Все его суждения были полны идеализма, но идеализма такого приятного, такого старомодного, такого провинциального, такого милого сердцу, что я не мог и не хотел с ним спорить. Слушать его было в удовольствие. Он говорил:
– Для себя я вывел: раз у нас не слишком длинная жизнь, то читать надо только необходимое. Не самое интересное, а самое необходимое. А ведь хочется не только читать, но и перечитывать. Обширная библиотека – не всегда благо. Мечтаю остаться с десятком книг на полке, которые буду перечитывать и «думать». Лучше всего думается в деревне.Впрочем, уже даже не знаю – существует ли сейчас деревня. Живет ли там кто-либо? Не дачники, а те, чье существование зависит только от земли. Настоящих «пейзанов» я еще застал, хотя это было давно, в детстве.
–Я почти не понимаю, на каком языке они говорят, – перебил я его. – Вроде, по-русски, но у них свои интонации, тембр голоса, порядок слов в предложении... Я их обычно переспрашиваю миллион раз.
–Это точно! И читать книги – не их главное занятие. Они существуют на границе, где минералы превращаются в органику. То есть там, где начинается жизнь. И поэтому понимают ее без всяких прибамбасов. Давай расскажу про свои впечатления от деревни. Все мои стихи связаны с деревней и детством.
***
–Городок, в котором я родился, сам не очень-то отличался от деревни: на окраинах одноэтажные домики, за домиками – сад и огород, но на центральных улицах – красивые каменные дома, построенные до революции, стройные церкви, похожие на Санкт-Петербургские – в Москве много уютных церквушек, но часто они маленькие и как бы «горбатые». На крыше одной заброшенной церкви мы с друзьями учились курить.
–В Питере они громадные, неуютные, – вставил я.
–Санкт-Петербург был столицей, и храмы там строились представительные, «столичные». Московские для молитвы более приспособлены, ничего тут не скажешь. Ну да ладно. По воскресеньям и средам в городке были базарные дни: приезжали колхозники на телегах, которые неизменно скрипели; телегу на резиновом ходу рассматривали с любопытством. На асфальте потом долго дымились коричневые конские «яблоки», в распавшихся половинках которых радостно чирикали воробьи. По их гомону сразу было понятно – сегодня воскресенье.
Отец обязательно надевал костюм, когда шел на рынок. Колхозники тоже переодевались. Они это делали прямо у телег. Помню загорелый, бронзовый торс одного крестьянина и его совсем белые ноги с голубыми прожилками варикозных вен. Видно, заниматься сельским трудом сподручнее все-таки в штанах, специально «солнечные ванны» они не принимали. Им солнечные и воздушные ванны доставались даром и слишком часто.
На базаре за отцом плелась вереница женщин: они наблюдали, что покупал отец, и брали вслед за ним. Его выбору доверяли. А он дома говорил, что выбирать продукты просто: «Надо сначала найти опрятную симпатичную женщину, а потом посмотреть, все ли у нее разложено аккуратно».

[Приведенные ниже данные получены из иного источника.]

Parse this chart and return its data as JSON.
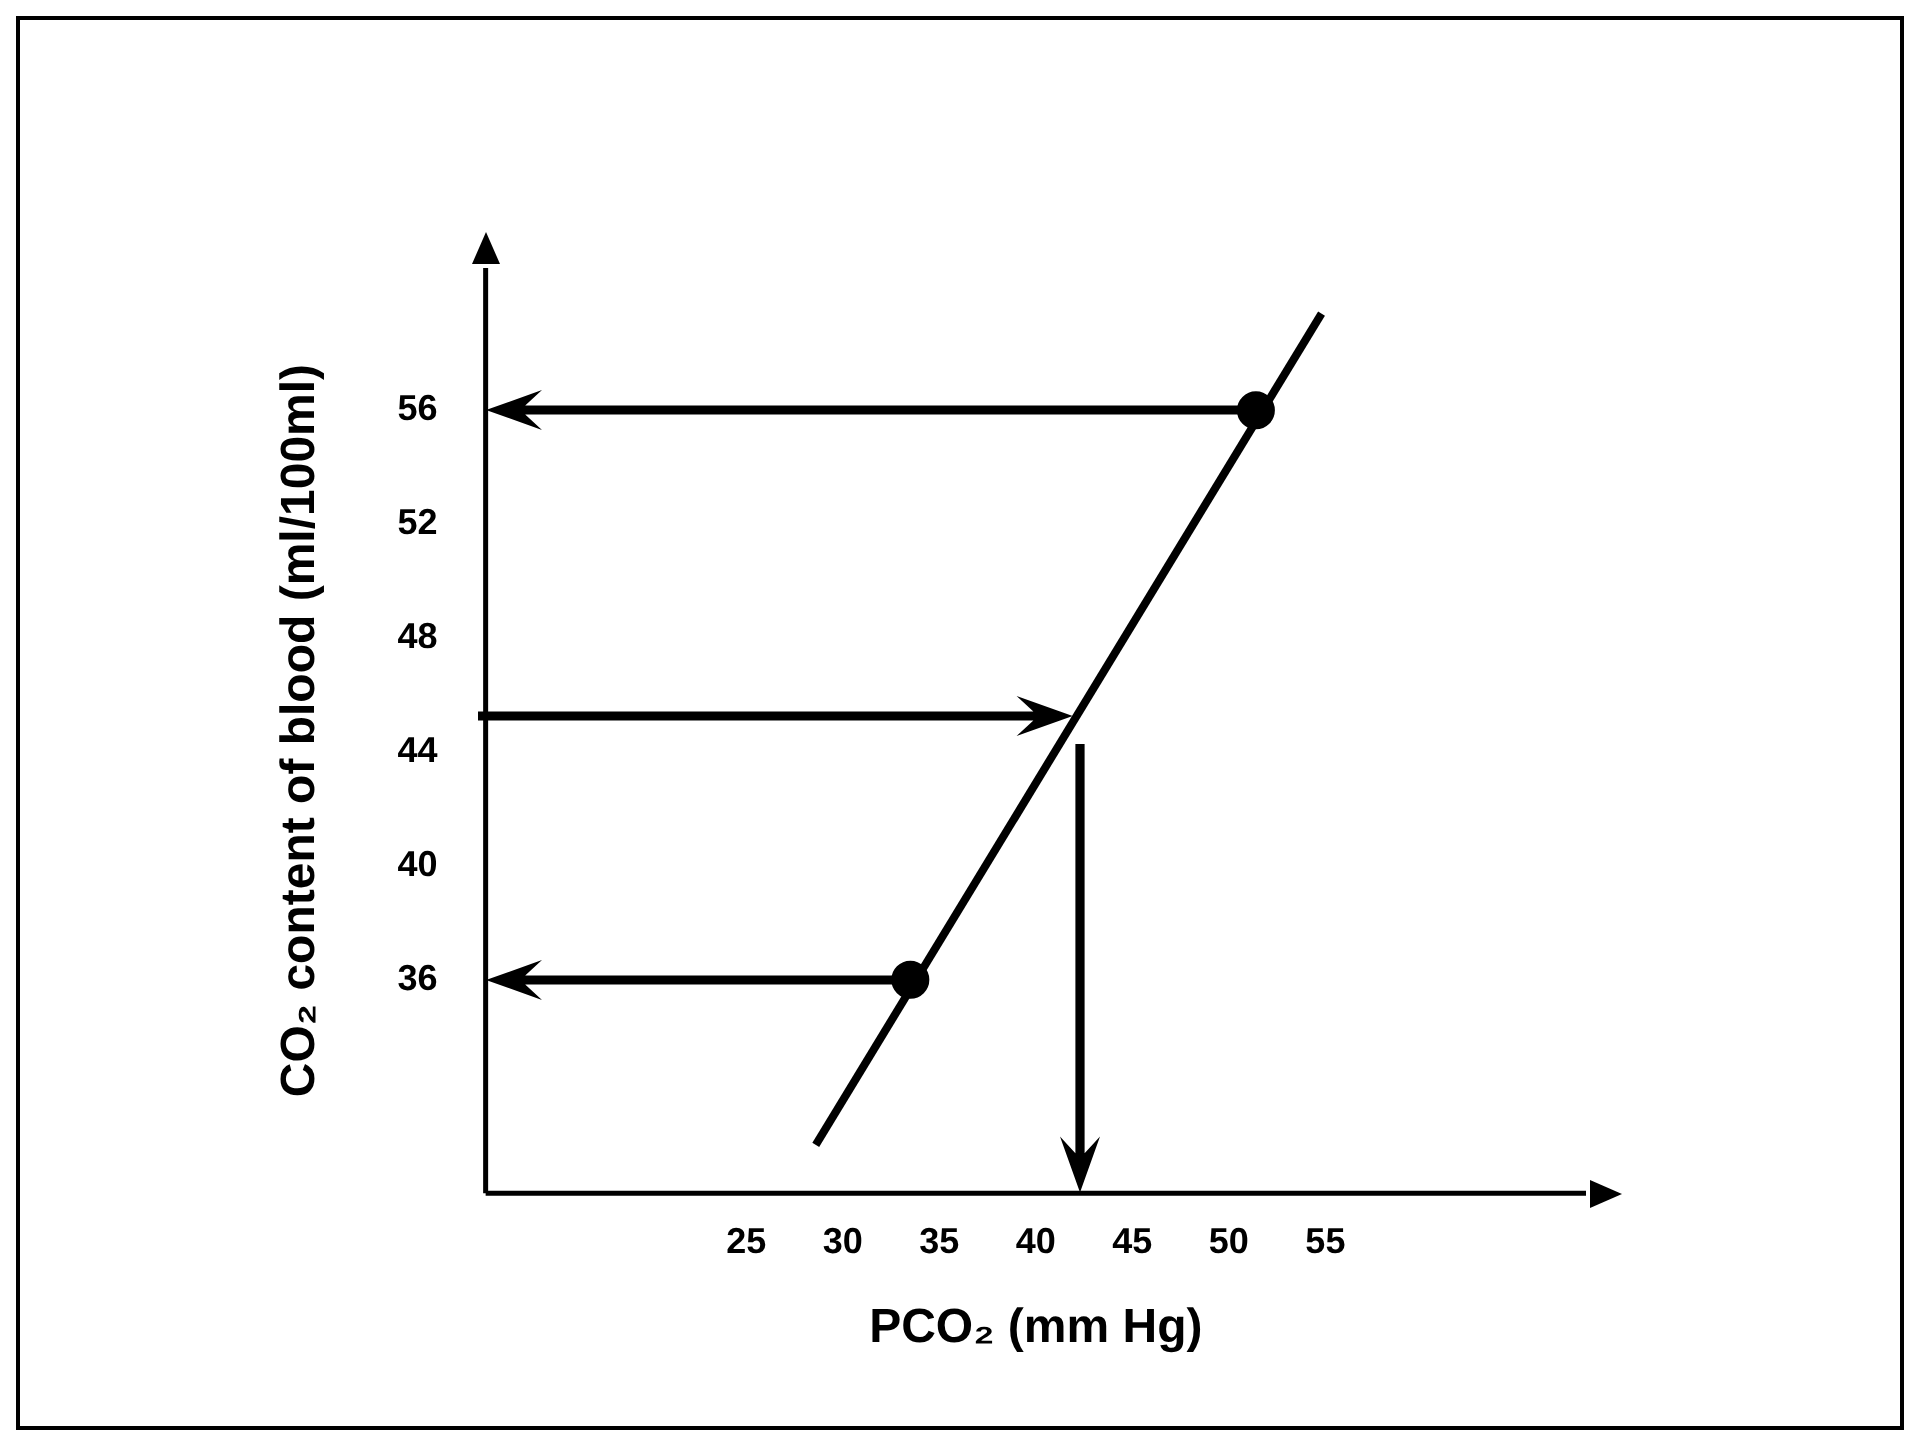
{
  "chart_data": {
    "type": "line",
    "xlabel": "PCO₂ (mm Hg)",
    "ylabel": "CO₂ content of blood (ml/100ml)",
    "xlim": [
      11.5,
      68.5
    ],
    "xticks": [
      25,
      30,
      35,
      40,
      45,
      50,
      55
    ],
    "ylim": [
      28.5,
      61
    ],
    "yticks": [
      36,
      40,
      44,
      48,
      52,
      56
    ],
    "grid": false,
    "legend": false,
    "marker": "none",
    "series": [
      {
        "color": "#000000",
        "x": [
          28.6,
          54.8
        ],
        "values": [
          30.2,
          59.4
        ]
      },
      {
        "type": "scatter",
        "color": "#000000",
        "marker": "circle",
        "x": [
          33.5,
          51.4
        ],
        "values": [
          36,
          56
        ]
      }
    ]
  }
}
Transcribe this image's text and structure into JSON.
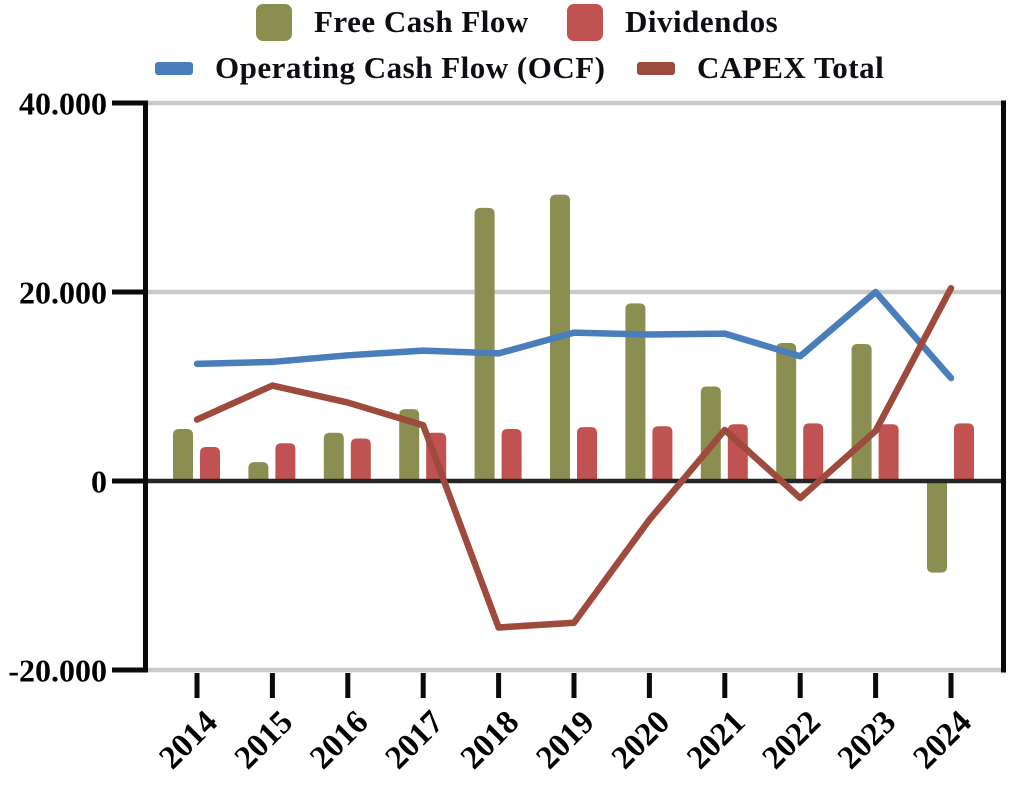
{
  "chart_data": {
    "type": "bar",
    "subtype": "combo-bar-line",
    "title": "",
    "xlabel": "",
    "ylabel": "",
    "categories": [
      "2014",
      "2015",
      "2016",
      "2017",
      "2018",
      "2019",
      "2020",
      "2021",
      "2022",
      "2023",
      "2024"
    ],
    "series": [
      {
        "name": "Free Cash Flow",
        "type": "bar",
        "color": "#8A8F51",
        "values": [
          5500,
          2000,
          5100,
          7600,
          28900,
          30300,
          18800,
          10000,
          14600,
          14500,
          -9700
        ]
      },
      {
        "name": "Dividendos",
        "type": "bar",
        "color": "#C05252",
        "values": [
          3600,
          4000,
          4500,
          5100,
          5500,
          5700,
          5800,
          6000,
          6100,
          6000,
          6100
        ]
      },
      {
        "name": "Operating Cash Flow (OCF)",
        "type": "line",
        "color": "#4A7EBB",
        "values": [
          12400,
          12600,
          13300,
          13800,
          13500,
          15700,
          15500,
          15600,
          13200,
          20000,
          10900
        ]
      },
      {
        "name": "CAPEX Total",
        "type": "line",
        "color": "#9E4A3C",
        "values": [
          6500,
          10100,
          8300,
          5900,
          -15500,
          -15000,
          -4100,
          5400,
          -1800,
          5300,
          20400
        ]
      }
    ],
    "ylim": [
      -20000,
      40000
    ],
    "ytick_values": [
      40000,
      20000,
      0,
      -20000
    ],
    "ytick_labels": [
      "40.000",
      "20.000",
      "0",
      "-20.000"
    ],
    "grid": "horizontal-gridlines-on",
    "legend_position": "top",
    "colors": {
      "gridline": "#C9C9C9",
      "zero_line": "#262626",
      "axis": "#0a0a0a",
      "text": "#000000"
    }
  }
}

Конечно, от мамы ему доставалось за «симпатичную» женщину. На базаре отец и познакомился с дядей Федей и тетей Варей. Он часто у них брал продукты. Потом они привозили молоко, творог, сметану и яйца к нам сразу домой. Так тогда было принято. Да и всем удобней.
Помню одни зимние каникулы. Навалило много снега. Дорожки к сараям стали похожи на окопы. На белых дорожках чернели острые угольки — в каждой квартире двухэтажного шестнадцатиквартирного дома была печь для отопления и готовки. Утром на окнах были красивейшие морозные джунгли. Отец приносил ведро угля из сарая, в комнате становилось тепло и джунгли таяли. На подоконниках зимой всегда лежали тряпки для сбора воды.
Потом мне казалось, что Анри Руссо вдохновлялся именно такими морозными джунглями, когда рисовал свой экваториальный лес. Думаю, нам, людям равнинного севера, тропические джунгли более знакомы и роднее, чем, допустим, горы или саванны.
Так вот, в те зимние каникулы я целыми днями с друзьями купался в снегу. В снежки не играли – снег был не липким из-за мороза. Снежок рассыпался в ладонях, и товарища можно было осыпать только пригоршней снега. Мы забирались по пояс в сугробы, представляя себя на пляже.
Я прибежал домой пообедать. У подъезда стояли сани. Перед мордой лошади на снегу лежала охапка сена. Она жевала, двигая нижней челюстью влево-право, а не вверх-вниз, как люди. При этом она еще фыркала. Под лошадью был желтый круг от мочи с глубокой, до асфальта, пещерой в центре. Желтый снег был пористым, как пемза.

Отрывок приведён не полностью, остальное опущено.